Model | N | Mean APE | Median APE |
---|---|---|---|
gpt 3.5 turbo | 600 | 11.80 % | 6.60 % |
Meta-Llama-3.1-8B-Instruct | 600 | 14.60 % | 8.60 % |
Mistral-7B-Instruct-v0.3 | 600 | 56.40 % | 21.30 % |
leo-hessianai-7b | 600 | 23.51 % | 11.77 % |
XGBoost (without text description) | 600 | 20.40 % | 8.80 % |
gpt 3.5 turbo | 6000 | 11.80 % | 6.60 % |
Meta-Llama-3.1-8B-Instruct | 6000 | 13.20 % | 7.40 % |
Mistral-7B-Instruct-v0.3 | 6000 | 12.60 % | 6.30 % |
leo-hessianai-7b-chat-bilingual | 6000 | 15.35 % | 8.60 % |
leo-hessianai-7b | 6000 | 13.08 % | 7.27 % |
XGBoost (without text description) | 6000 | 14.10 % | 7.50 % |
leo-hessianai-7b | 3000 | 15.34 % | 9.09 % |
leo-hessianai-7b | 1500 | 18.46 % | 11.07 % |
Interpretation and conclusion
Our results show that the open source models tested so far only come close to the accuracy of OpenAI's model with a significantly higher number of training observations. An increasing number of training observations has a positive effect on the prediction quality. We illustrate this with leo-hessianai-7b, among others, by gradually increasing the number. XGBoost is outperformed and the text description thus brings real added value to the forecast. To be fair, it should be noted that the openAI model is much larger (approx. 25 x) than the models we tested open-source. However, ignoring the higher number of training observations, the Mistral-7b-Instruct outperforms the openAI model in terms of accuracy when following the median APE (6.3 vs. 6.6 %).
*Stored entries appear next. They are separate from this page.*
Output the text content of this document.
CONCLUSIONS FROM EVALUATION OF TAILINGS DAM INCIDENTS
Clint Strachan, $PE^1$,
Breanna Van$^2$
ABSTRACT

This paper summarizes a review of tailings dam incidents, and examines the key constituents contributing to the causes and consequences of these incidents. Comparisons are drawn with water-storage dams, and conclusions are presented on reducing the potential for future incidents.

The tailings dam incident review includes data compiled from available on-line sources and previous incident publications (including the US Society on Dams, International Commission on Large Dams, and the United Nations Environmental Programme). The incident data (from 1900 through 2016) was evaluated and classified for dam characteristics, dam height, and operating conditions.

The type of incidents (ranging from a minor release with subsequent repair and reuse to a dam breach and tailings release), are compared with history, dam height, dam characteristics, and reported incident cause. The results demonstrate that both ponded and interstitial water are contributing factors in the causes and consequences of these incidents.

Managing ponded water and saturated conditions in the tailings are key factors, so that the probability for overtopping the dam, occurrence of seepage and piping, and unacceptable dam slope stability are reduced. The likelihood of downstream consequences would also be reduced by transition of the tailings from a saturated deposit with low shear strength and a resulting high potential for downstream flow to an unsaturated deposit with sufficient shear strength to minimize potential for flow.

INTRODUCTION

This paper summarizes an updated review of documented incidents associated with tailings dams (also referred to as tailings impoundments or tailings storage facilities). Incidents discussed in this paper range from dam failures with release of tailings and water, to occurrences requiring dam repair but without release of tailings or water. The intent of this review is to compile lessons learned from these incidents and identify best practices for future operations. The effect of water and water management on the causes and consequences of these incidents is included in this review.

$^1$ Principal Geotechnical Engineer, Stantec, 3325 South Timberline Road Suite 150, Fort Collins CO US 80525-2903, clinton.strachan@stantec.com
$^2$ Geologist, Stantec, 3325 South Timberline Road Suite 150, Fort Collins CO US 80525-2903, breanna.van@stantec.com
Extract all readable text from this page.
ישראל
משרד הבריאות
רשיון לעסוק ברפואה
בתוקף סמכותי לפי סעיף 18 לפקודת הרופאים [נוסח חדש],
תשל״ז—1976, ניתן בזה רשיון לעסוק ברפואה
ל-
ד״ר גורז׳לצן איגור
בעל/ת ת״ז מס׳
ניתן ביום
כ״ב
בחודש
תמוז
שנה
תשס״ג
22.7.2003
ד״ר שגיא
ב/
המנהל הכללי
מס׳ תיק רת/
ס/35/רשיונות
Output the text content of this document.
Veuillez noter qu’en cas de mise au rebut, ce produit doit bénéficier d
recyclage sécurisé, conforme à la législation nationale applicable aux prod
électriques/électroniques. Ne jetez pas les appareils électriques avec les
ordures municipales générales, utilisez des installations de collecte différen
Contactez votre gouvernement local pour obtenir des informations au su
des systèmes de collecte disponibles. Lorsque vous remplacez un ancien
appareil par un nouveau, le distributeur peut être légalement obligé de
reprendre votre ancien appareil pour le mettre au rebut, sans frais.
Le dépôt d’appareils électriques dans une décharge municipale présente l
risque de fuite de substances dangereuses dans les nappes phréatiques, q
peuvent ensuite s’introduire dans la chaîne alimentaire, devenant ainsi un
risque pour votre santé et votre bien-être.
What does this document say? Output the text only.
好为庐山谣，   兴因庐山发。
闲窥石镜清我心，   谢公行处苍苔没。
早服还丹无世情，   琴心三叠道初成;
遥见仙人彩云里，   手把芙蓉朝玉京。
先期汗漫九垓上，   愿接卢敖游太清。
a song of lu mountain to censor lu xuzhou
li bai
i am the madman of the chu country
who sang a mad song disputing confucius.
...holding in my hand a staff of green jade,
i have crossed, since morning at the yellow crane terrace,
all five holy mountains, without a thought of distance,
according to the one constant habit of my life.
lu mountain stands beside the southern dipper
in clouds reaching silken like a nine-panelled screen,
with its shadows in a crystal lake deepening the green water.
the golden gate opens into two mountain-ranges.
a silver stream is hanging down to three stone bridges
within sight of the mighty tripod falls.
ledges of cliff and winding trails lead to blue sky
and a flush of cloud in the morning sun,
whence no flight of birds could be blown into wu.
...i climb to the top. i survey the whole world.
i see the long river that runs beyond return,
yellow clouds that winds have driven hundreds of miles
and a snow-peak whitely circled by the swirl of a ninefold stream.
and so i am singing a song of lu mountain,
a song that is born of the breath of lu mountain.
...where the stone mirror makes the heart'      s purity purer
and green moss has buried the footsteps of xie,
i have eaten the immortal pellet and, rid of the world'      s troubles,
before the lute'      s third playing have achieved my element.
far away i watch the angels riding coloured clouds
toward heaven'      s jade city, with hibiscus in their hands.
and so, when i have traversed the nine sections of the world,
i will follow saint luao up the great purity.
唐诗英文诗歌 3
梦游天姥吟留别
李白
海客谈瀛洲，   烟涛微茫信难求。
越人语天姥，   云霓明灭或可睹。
We conclude that the open-source models can certainly keep up and assume that with larger open-source models it could also be observed that fewer training observations are required to achieve high accuracy. However, in order to fine-tune larger models ourselves, a computing infrastructure is required that we can only access via cloud providers. This could be an exciting continuation of our experiments.